UM-ARM-Lab / pytorch_kinematics

Robot kinematics implemented in pytorch
MIT License
394 stars 34 forks source link

Trying to speed up FK #26

Closed PeterMitrano closed 9 months ago

PeterMitrano commented 10 months ago

This is a pretty big PR but the main focus is on improving speed. Other changes:

powertj commented 10 months ago

When pip installing, this uses the most recent version of pytorch (2.1.0 at the time of writing). This has to be compatible with the pytorch version the user has installed. I have pytorch version 2.0.1 and get the following error when importing zpk_cpp.

import zpk_cpp
ImportError: /home/tpower/dev/research/constrained_cai/venv/lib/python3.8/site-packages/zpk_cpp.cpython-38-x86_64-linux-gnu.so: undefined symbol: _ZN3c10ltERKNS_6SymIntEi

Solved when editing the pyproject.toml to require pytorch version 2.0.1.

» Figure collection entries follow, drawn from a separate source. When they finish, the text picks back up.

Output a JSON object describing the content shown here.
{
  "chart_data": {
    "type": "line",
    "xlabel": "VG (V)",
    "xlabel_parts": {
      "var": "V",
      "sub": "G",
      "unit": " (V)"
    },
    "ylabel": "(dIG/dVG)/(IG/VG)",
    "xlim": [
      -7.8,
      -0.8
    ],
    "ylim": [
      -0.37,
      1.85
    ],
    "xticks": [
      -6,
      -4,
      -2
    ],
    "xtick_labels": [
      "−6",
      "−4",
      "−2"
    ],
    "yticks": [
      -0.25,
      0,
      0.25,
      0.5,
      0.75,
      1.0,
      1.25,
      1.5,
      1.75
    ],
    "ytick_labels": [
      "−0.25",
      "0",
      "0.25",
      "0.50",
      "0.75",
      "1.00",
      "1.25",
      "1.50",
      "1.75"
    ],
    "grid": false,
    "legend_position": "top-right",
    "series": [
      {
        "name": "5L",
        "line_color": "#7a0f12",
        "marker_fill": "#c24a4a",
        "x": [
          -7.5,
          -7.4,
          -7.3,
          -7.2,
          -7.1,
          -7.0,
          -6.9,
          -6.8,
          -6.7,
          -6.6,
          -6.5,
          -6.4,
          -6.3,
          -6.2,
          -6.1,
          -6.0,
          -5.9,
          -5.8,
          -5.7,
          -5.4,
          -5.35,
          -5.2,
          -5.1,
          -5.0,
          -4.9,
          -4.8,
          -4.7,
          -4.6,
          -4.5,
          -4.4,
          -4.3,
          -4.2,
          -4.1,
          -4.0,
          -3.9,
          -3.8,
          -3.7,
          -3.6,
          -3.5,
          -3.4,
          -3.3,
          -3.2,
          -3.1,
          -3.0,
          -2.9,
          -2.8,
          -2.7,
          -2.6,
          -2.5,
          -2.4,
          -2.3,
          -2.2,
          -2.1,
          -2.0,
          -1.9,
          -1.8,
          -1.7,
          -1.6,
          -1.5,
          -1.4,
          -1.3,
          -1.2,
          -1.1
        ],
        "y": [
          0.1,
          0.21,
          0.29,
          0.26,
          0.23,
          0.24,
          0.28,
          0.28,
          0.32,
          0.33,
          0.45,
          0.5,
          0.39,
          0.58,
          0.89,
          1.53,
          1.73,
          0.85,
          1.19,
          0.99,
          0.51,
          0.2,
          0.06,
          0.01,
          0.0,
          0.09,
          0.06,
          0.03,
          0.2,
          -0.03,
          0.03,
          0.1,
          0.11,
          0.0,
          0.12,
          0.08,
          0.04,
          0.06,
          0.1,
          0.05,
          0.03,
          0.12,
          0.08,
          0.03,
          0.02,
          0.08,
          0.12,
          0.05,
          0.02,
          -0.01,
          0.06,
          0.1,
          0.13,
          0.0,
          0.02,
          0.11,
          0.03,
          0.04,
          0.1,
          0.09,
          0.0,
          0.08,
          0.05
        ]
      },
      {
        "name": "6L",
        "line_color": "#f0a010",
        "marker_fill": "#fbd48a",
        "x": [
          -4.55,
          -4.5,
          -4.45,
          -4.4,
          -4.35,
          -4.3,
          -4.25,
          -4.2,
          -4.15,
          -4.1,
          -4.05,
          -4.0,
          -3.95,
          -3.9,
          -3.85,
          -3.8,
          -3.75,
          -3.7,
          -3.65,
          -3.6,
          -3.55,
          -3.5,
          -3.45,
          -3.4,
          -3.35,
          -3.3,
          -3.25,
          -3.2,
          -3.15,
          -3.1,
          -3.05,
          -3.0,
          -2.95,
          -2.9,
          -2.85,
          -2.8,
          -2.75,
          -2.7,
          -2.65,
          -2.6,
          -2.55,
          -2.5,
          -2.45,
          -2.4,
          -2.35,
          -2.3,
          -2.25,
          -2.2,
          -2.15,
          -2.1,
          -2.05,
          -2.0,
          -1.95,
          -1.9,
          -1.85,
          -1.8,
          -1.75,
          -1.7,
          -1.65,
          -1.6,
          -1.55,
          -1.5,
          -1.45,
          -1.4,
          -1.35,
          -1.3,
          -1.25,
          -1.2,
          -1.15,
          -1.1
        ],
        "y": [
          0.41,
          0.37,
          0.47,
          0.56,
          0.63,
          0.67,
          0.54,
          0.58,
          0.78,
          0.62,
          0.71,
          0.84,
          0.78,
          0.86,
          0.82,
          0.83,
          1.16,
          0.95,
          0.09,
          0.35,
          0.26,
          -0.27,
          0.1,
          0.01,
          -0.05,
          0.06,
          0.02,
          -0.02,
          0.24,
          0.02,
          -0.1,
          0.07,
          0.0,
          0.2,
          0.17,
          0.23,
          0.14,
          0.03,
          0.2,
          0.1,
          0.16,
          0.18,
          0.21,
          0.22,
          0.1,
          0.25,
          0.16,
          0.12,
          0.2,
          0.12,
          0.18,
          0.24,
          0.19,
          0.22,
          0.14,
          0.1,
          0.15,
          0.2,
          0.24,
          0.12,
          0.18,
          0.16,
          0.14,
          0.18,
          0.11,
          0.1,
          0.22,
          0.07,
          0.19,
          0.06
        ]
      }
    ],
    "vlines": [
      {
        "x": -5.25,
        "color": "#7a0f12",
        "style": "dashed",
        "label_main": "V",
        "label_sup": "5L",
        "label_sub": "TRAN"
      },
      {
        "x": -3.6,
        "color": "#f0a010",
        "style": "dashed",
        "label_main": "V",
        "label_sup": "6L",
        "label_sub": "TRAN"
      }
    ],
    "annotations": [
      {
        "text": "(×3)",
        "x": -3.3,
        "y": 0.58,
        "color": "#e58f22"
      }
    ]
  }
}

powertj commented 10 months ago

Can no longer wrap chain.forward_kinematics with torch.func.vmap. The issue appears to be due to in-place operations in axis_and_angle_to_matrix in pk.cpp. Any idea how much time is saved by doing these in-place vs using torch::cat/torch.stack?

PeterMitrano commented 9 months ago

The issues Tom mentioned about the torch version are going to be a huge pain, so I'm trying to see if using torch.compile can give us comparable speed up to implementing in C++ in which case I will drop the C++ entirely.

PeterMitrano commented 9 months ago

@powertj can you try this again? I've removed the C++ code since even without that it's still faster, and I'm curious if that also fixes your vmap issues. Make sure you fully clean pytorch_kinematics and zpk out of your environment first.

powertj commented 9 months ago

@PeterMitrano when I run test_kinematics.py I get 0.003 seconds for N=1000 FK lookups for the old method and 0.048 seconds for this branch. I copied over the changes to the test script so they should be the same. Any idea why this is the case?

PeterMitrano commented 9 months ago

@PeterMitrano when I run test_kinematics.py I get 0.003 seconds for N=1000 FK lookups for the old method and 0.048 seconds for this branch. I copied over the changes to the test script so they should be the same. Any idea why this is the case?

~On my machine with a 1080ti:~ ~OLD: elapsed 0.1308739185333252s for N=1000 when parallel~ ~NEW: elapsed 0.014335598703473807s for N=1000 when parallel~

The test was being spooky because after moving a Chain to the GPU the first 2-3 calls to FK will be 100x slower.... I've updated the test to ignore these in the timing.